With the restrictions brought on by COVID-19, we have started holding our events, like ‘Carnival of Poetry’, on Zoom – with both migrants and locals taking part. We also encourage other migrant writers to share their poems, stories, photographs, and reflections on the Facebook page ‘Daily Life in COVID-19’, which is run by the Migrant Writers of Singapore collective. Though it has sold out its first print run, the journey of Call and Response is still ongoing: the anthology has inspired more migrant writers to join the scene, and encouraged local writers to come closer to the migrant community.

This second release, with a new cover, represents a new start. We are grateful to all the readers and poets, and also to Kenny Leck, our publisher (at Math Paper Press), for supporting this book in its journey. We are also working on Call and Response 2 – a new anthology to be published next year, which will tell some of the stories written during this time. I hope the conversation in this anthology continues to grow and inspire many others.




With the authors’ permission, we are pleased to share a pair of poems from Call and Response:


A Miscellaneous Poem on Singapore Island
Hou Wei

An all-year season of cruel summer:
Scorching sun, burning cicada and frogs’ cries

Green Woodlands’ woods
Jurong Lake’s ripples shimmering

Sitting on a Punggol rock is a lone stick, a fishing rod
Drinking in the gardens of Haw Par Villa where all the statues are drunk

Regardless of this island’s scenery
My tears still burst their banks, chasing amber waves of home.


Mid-April in Pittsburgh
Zhang Ruihe

Winter lingers too long here; snow
tinsels air as winds gust and whirl

through skeleton trees. Iced tarmac
cracks wide open; wounded highways

bleeding slush, awaiting spring.
No year-long summer – that slipping

into easy sunlight, that habit of home.
Yet this too, is mine: a way of being

held in place, like sparrows hopping,
heedless, on gum-plastered sidewalks.




Call and Response can be purchased at

Zakir Hossain Khokan first moved to Singapore to work in 2003, and is now a quality-control project coordinator in the construction industry. Zakir is also a writer, editor, freelance journalist, photographer, organizer, film producer, social entrepreneur and speaker at TEDx Singapore and various social platforms.
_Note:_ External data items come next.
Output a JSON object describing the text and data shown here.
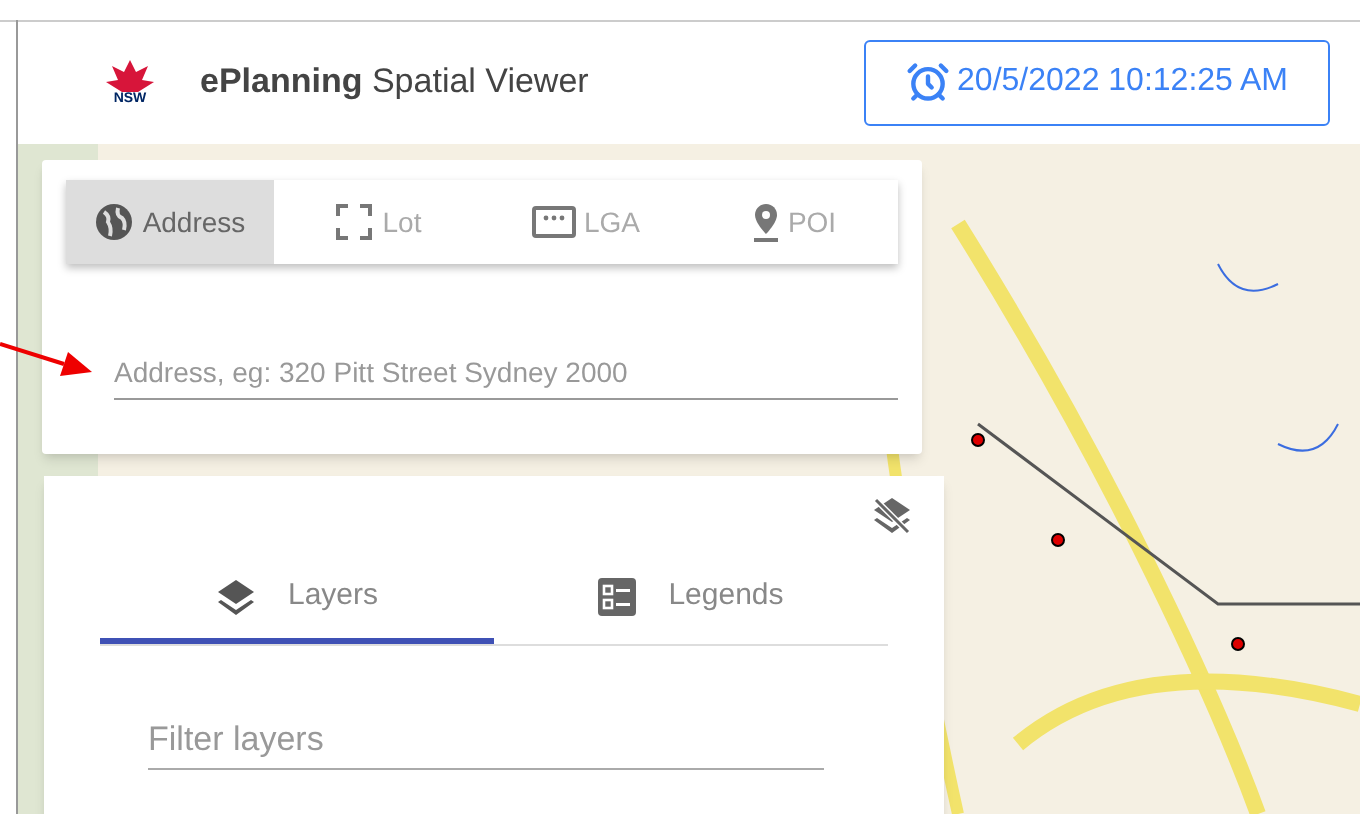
{
  "header": {
    "logo_text": "NSW",
    "title_bold": "ePlanning",
    "title_rest": "Spatial Viewer",
    "datetime": "20/5/2022 10:12:25 AM"
  },
  "search": {
    "tabs": [
      {
        "label": "Address",
        "kind": "globe",
        "selected": true
      },
      {
        "label": "Lot",
        "kind": "frame",
        "selected": false
      },
      {
        "label": "LGA",
        "kind": "dots",
        "selected": false
      },
      {
        "label": "POI",
        "kind": "pin",
        "selected": false
      }
    ],
    "placeholder": "Address, eg: 320 Pitt Street Sydney 2000"
  },
  "panel": {
    "tabs": [
      {
        "label": "Layers",
        "kind": "layers",
        "selected": true
      },
      {
        "label": "Legends",
        "kind": "legend",
        "selected": false
      }
    ],
    "filter_placeholder": "Filter layers"
  }
}
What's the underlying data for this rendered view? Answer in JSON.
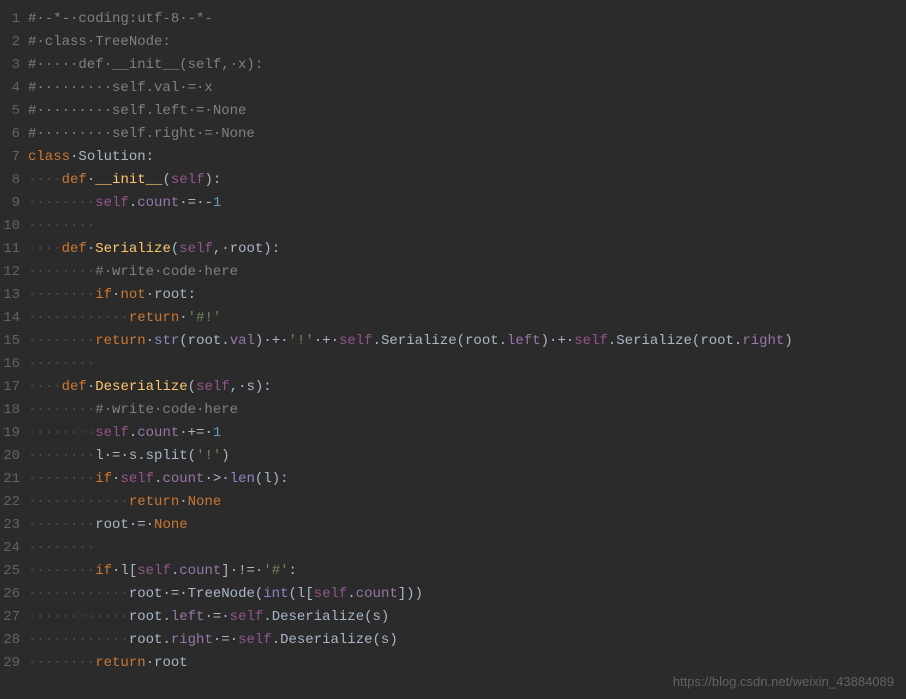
{
  "lines": [
    {
      "n": "1",
      "tokens": [
        [
          "comment",
          "#·-*-·coding:utf-8·-*-"
        ]
      ]
    },
    {
      "n": "2",
      "tokens": [
        [
          "comment",
          "#·class·TreeNode:"
        ]
      ]
    },
    {
      "n": "3",
      "tokens": [
        [
          "comment",
          "#·····def·__init__(self,·x):"
        ]
      ]
    },
    {
      "n": "4",
      "tokens": [
        [
          "comment",
          "#·········self.val·=·x"
        ]
      ]
    },
    {
      "n": "5",
      "tokens": [
        [
          "comment",
          "#·········self.left·=·None"
        ]
      ]
    },
    {
      "n": "6",
      "tokens": [
        [
          "comment",
          "#·········self.right·=·None"
        ]
      ]
    },
    {
      "n": "7",
      "tokens": [
        [
          "keyword",
          "class"
        ],
        [
          "default",
          "·"
        ],
        [
          "classname",
          "Solution"
        ],
        [
          "op",
          ":"
        ]
      ]
    },
    {
      "n": "8",
      "tokens": [
        [
          "dots",
          "····"
        ],
        [
          "keyword",
          "def"
        ],
        [
          "default",
          "·"
        ],
        [
          "funcname",
          "__init__"
        ],
        [
          "op",
          "("
        ],
        [
          "selfp",
          "self"
        ],
        [
          "op",
          ")"
        ],
        [
          "op",
          ":"
        ]
      ]
    },
    {
      "n": "9",
      "tokens": [
        [
          "dots",
          "········"
        ],
        [
          "selfp",
          "self"
        ],
        [
          "op",
          "."
        ],
        [
          "prop",
          "count"
        ],
        [
          "default",
          "·"
        ],
        [
          "op",
          "="
        ],
        [
          "default",
          "·"
        ],
        [
          "op",
          "-"
        ],
        [
          "number",
          "1"
        ]
      ]
    },
    {
      "n": "10",
      "tokens": [
        [
          "dots",
          "········"
        ]
      ]
    },
    {
      "n": "11",
      "tokens": [
        [
          "dots",
          "····"
        ],
        [
          "keyword",
          "def"
        ],
        [
          "default",
          "·"
        ],
        [
          "funcname",
          "Serialize"
        ],
        [
          "op",
          "("
        ],
        [
          "selfp",
          "self"
        ],
        [
          "op",
          ","
        ],
        [
          "default",
          "·"
        ],
        [
          "param",
          "root"
        ],
        [
          "op",
          ")"
        ],
        [
          "op",
          ":"
        ]
      ]
    },
    {
      "n": "12",
      "tokens": [
        [
          "dots",
          "········"
        ],
        [
          "comment",
          "#·write·code·here"
        ]
      ]
    },
    {
      "n": "13",
      "tokens": [
        [
          "dots",
          "········"
        ],
        [
          "keyword",
          "if"
        ],
        [
          "default",
          "·"
        ],
        [
          "keyword",
          "not"
        ],
        [
          "default",
          "·"
        ],
        [
          "default",
          "root"
        ],
        [
          "op",
          ":"
        ]
      ]
    },
    {
      "n": "14",
      "tokens": [
        [
          "dots",
          "············"
        ],
        [
          "keyword",
          "return"
        ],
        [
          "default",
          "·"
        ],
        [
          "string",
          "'#!'"
        ]
      ]
    },
    {
      "n": "15",
      "tokens": [
        [
          "dots",
          "········"
        ],
        [
          "keyword",
          "return"
        ],
        [
          "default",
          "·"
        ],
        [
          "builtin",
          "str"
        ],
        [
          "op",
          "("
        ],
        [
          "default",
          "root"
        ],
        [
          "op",
          "."
        ],
        [
          "prop",
          "val"
        ],
        [
          "op",
          ")"
        ],
        [
          "default",
          "·"
        ],
        [
          "op",
          "+"
        ],
        [
          "default",
          "·"
        ],
        [
          "string",
          "'!'"
        ],
        [
          "default",
          "·"
        ],
        [
          "op",
          "+"
        ],
        [
          "default",
          "·"
        ],
        [
          "selfp",
          "self"
        ],
        [
          "op",
          "."
        ],
        [
          "default",
          "Serialize"
        ],
        [
          "op",
          "("
        ],
        [
          "default",
          "root"
        ],
        [
          "op",
          "."
        ],
        [
          "prop",
          "left"
        ],
        [
          "op",
          ")"
        ],
        [
          "default",
          "·"
        ],
        [
          "op",
          "+"
        ],
        [
          "default",
          "·"
        ],
        [
          "selfp",
          "self"
        ],
        [
          "op",
          "."
        ],
        [
          "default",
          "Serialize"
        ],
        [
          "op",
          "("
        ],
        [
          "default",
          "root"
        ],
        [
          "op",
          "."
        ],
        [
          "prop",
          "right"
        ],
        [
          "op",
          ")"
        ]
      ]
    },
    {
      "n": "16",
      "tokens": [
        [
          "dots",
          "········"
        ]
      ]
    },
    {
      "n": "17",
      "tokens": [
        [
          "dots",
          "····"
        ],
        [
          "keyword",
          "def"
        ],
        [
          "default",
          "·"
        ],
        [
          "funcname",
          "Deserialize"
        ],
        [
          "op",
          "("
        ],
        [
          "selfp",
          "self"
        ],
        [
          "op",
          ","
        ],
        [
          "default",
          "·"
        ],
        [
          "param",
          "s"
        ],
        [
          "op",
          ")"
        ],
        [
          "op",
          ":"
        ]
      ]
    },
    {
      "n": "18",
      "tokens": [
        [
          "dots",
          "········"
        ],
        [
          "comment",
          "#·write·code·here"
        ]
      ]
    },
    {
      "n": "19",
      "tokens": [
        [
          "dots",
          "········"
        ],
        [
          "selfp",
          "self"
        ],
        [
          "op",
          "."
        ],
        [
          "prop",
          "count"
        ],
        [
          "default",
          "·"
        ],
        [
          "op",
          "+="
        ],
        [
          "default",
          "·"
        ],
        [
          "number",
          "1"
        ]
      ]
    },
    {
      "n": "20",
      "tokens": [
        [
          "dots",
          "········"
        ],
        [
          "default",
          "l"
        ],
        [
          "default",
          "·"
        ],
        [
          "op",
          "="
        ],
        [
          "default",
          "·"
        ],
        [
          "default",
          "s"
        ],
        [
          "op",
          "."
        ],
        [
          "default",
          "split"
        ],
        [
          "op",
          "("
        ],
        [
          "string",
          "'!'"
        ],
        [
          "op",
          ")"
        ]
      ]
    },
    {
      "n": "21",
      "tokens": [
        [
          "dots",
          "········"
        ],
        [
          "keyword",
          "if"
        ],
        [
          "default",
          "·"
        ],
        [
          "selfp",
          "self"
        ],
        [
          "op",
          "."
        ],
        [
          "prop",
          "count"
        ],
        [
          "default",
          "·"
        ],
        [
          "op",
          ">"
        ],
        [
          "default",
          "·"
        ],
        [
          "builtin",
          "len"
        ],
        [
          "op",
          "("
        ],
        [
          "default",
          "l"
        ],
        [
          "op",
          ")"
        ],
        [
          "op",
          ":"
        ]
      ]
    },
    {
      "n": "22",
      "tokens": [
        [
          "dots",
          "············"
        ],
        [
          "keyword",
          "return"
        ],
        [
          "default",
          "·"
        ],
        [
          "kwval",
          "None"
        ]
      ]
    },
    {
      "n": "23",
      "tokens": [
        [
          "dots",
          "········"
        ],
        [
          "default",
          "root"
        ],
        [
          "default",
          "·"
        ],
        [
          "op",
          "="
        ],
        [
          "default",
          "·"
        ],
        [
          "kwval",
          "None"
        ]
      ]
    },
    {
      "n": "24",
      "tokens": [
        [
          "dots",
          "········"
        ]
      ]
    },
    {
      "n": "25",
      "tokens": [
        [
          "dots",
          "········"
        ],
        [
          "keyword",
          "if"
        ],
        [
          "default",
          "·"
        ],
        [
          "default",
          "l"
        ],
        [
          "op",
          "["
        ],
        [
          "selfp",
          "self"
        ],
        [
          "op",
          "."
        ],
        [
          "prop",
          "count"
        ],
        [
          "op",
          "]"
        ],
        [
          "default",
          "·"
        ],
        [
          "op",
          "!="
        ],
        [
          "default",
          "·"
        ],
        [
          "string",
          "'#'"
        ],
        [
          "op",
          ":"
        ]
      ]
    },
    {
      "n": "26",
      "tokens": [
        [
          "dots",
          "············"
        ],
        [
          "default",
          "root"
        ],
        [
          "default",
          "·"
        ],
        [
          "op",
          "="
        ],
        [
          "default",
          "·"
        ],
        [
          "default",
          "TreeNode"
        ],
        [
          "op",
          "("
        ],
        [
          "builtin",
          "int"
        ],
        [
          "op",
          "("
        ],
        [
          "default",
          "l"
        ],
        [
          "op",
          "["
        ],
        [
          "selfp",
          "self"
        ],
        [
          "op",
          "."
        ],
        [
          "prop",
          "count"
        ],
        [
          "op",
          "]"
        ],
        [
          "op",
          ")"
        ],
        [
          "op",
          ")"
        ]
      ]
    },
    {
      "n": "27",
      "tokens": [
        [
          "dots",
          "············"
        ],
        [
          "default",
          "root"
        ],
        [
          "op",
          "."
        ],
        [
          "prop",
          "left"
        ],
        [
          "default",
          "·"
        ],
        [
          "op",
          "="
        ],
        [
          "default",
          "·"
        ],
        [
          "selfp",
          "self"
        ],
        [
          "op",
          "."
        ],
        [
          "default",
          "Deserialize"
        ],
        [
          "op",
          "("
        ],
        [
          "default",
          "s"
        ],
        [
          "op",
          ")"
        ]
      ]
    },
    {
      "n": "28",
      "tokens": [
        [
          "dots",
          "············"
        ],
        [
          "default",
          "root"
        ],
        [
          "op",
          "."
        ],
        [
          "prop",
          "right"
        ],
        [
          "default",
          "·"
        ],
        [
          "op",
          "="
        ],
        [
          "default",
          "·"
        ],
        [
          "selfp",
          "self"
        ],
        [
          "op",
          "."
        ],
        [
          "default",
          "Deserialize"
        ],
        [
          "op",
          "("
        ],
        [
          "default",
          "s"
        ],
        [
          "op",
          ")"
        ]
      ]
    },
    {
      "n": "29",
      "tokens": [
        [
          "dots",
          "········"
        ],
        [
          "keyword",
          "return"
        ],
        [
          "default",
          "·"
        ],
        [
          "default",
          "root"
        ]
      ]
    }
  ],
  "watermark": "https://blog.csdn.net/weixin_43884089"
}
Zakir has published in Bengali two poetry collections, a non-fiction book and a song album. In both 2014 and 2015, he won first prize at Singapore's Migrant Workers Poetry Competition. Since then, he tries to use the little fame that he has to give back to the community, whether by advocating for worker rights or by starting initiatives within the migrant community.

Hou Wei was born in Nanchung, Jiangxi, in China. He holds a diploma from Jiangxi Technological Institute of Education. He came to Singapore in 2011 and currently works at a logistics company. He writes in his leisure time and favours Chinese classical poems, especially the 8-line poems. His favourite writers include Li Bai, Du Fu, and Bai Juyi.

Zhang Ruihe served as Essays editor for QLRS from 2005 to 2009, and received the Golden Point Award for English poetry in 2013. She is co-editor of In Transit: An Anthology from Singapore on Airports and Air Travel (2016), and is currently working towards an MFA in Writing (Nonfiction) at the University of Pittsburgh, with support from the National Arts Council.